Imagine a world in which no one tried to fix their own suffering.
Give yourself a minute . . .
Do you see a world at war?
Do you see a world at peace?
Oh, I know. You feel, believe, and have been taught that suffering must be managed or willed away. Every expert under the sun claims to have the method, activity, motivational mantra, routine, practice, or substance promised to lead to positivity or peace of mind.
But honestly, in your experience, have any of these ever worked? Or do you employ methods, find relief, suffer again, then repeat this very cycle?
Why, then, do you—or better yet, we—keep seeking an end to suffering?
Could it be that we can’t find one?
After all, for thousands of years, the smartest minds in the universe (prophets, clerics, doctors, neuroscientists, researchers, professors, physicists) have done their best to solve the riddle of suffering; tons of theories have been proposed. If suffering could be terminated or even managed with any consistency, wouldn’t we have figured it out by now?

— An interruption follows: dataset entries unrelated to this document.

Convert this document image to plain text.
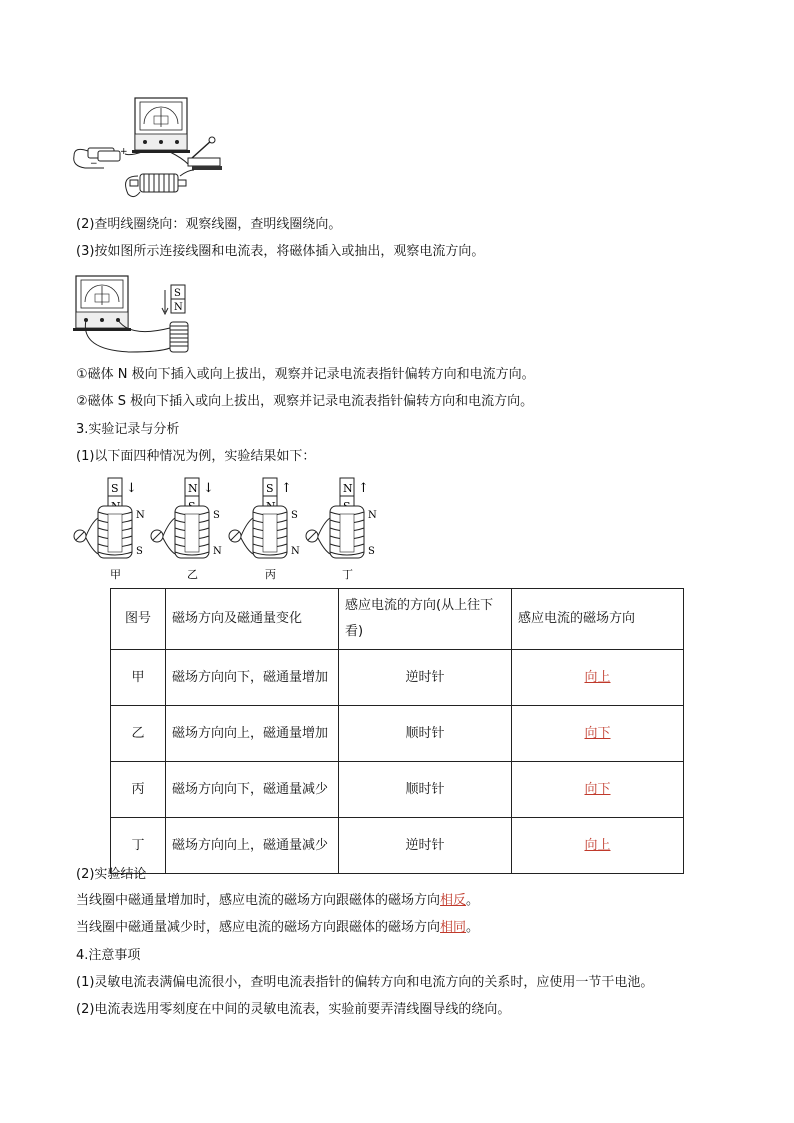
+
−
(2)查明线圈绕向：观察线圈，查明线圈绕向。
(3)按如图所示连接线圈和电流表，将磁体插入或抽出，观察电流方向。
S
N
①磁体 N 极向下插入或向上拔出，观察并记录电流表指针偏转方向和电流方向。
②磁体 S 极向下插入或向上拔出，观察并记录电流表指针偏转方向和电流方向。
3.实验记录与分析
(1)以下面四种情况为例，实验结果如下：
S ↓
N
S
甲
N ↓
S
N
乙
S ↑
S
N
丙
N ↑
N
S
丁
图号	磁场方向及磁通量变化	感应电流的方向(从上往下看)	感应电流的磁场方向
甲	磁场方向向下，磁通量增加	逆时针	向上
乙	磁场方向向上，磁通量增加	顺时针	向下
丙	磁场方向向下，磁通量减少	顺时针	向下
丁	磁场方向向上，磁通量减少	逆时针	向上
(2)实验结论
当线圈中磁通量增加时，感应电流的磁场方向跟磁体的磁场方向相反。
当线圈中磁通量减少时，感应电流的磁场方向跟磁体的磁场方向相同。
4.注意事项
(1)灵敏电流表满偏电流很小，查明电流表指针的偏转方向和电流方向的关系时，应使用一节干电池。
(2)电流表选用零刻度在中间的灵敏电流表，实验前要弄清线圈导线的绕向。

And even more critical, could it be that the suggestion that suffering must be fixed and the subsequent attempt to fix it are actually contributing to the disharmony of our culture? Could it be that looking outward for the cause and cure for suffering leads to blame and our widespread habit of lashing out?
What if to solve the riddle of suffering, we must consider the opposite approach?
What if to live without suffering, we must first be willing to live with suffering?
Again, nothing else is doing the trick.
The next time you suffer, don’t run. Don’t cope. Don’t temporarily distract yourself. Don’t look for the cause or the cure.
See what the experience of living with suffering actually brings.
In the absence of resistance, perhaps you—and the world—will find peace.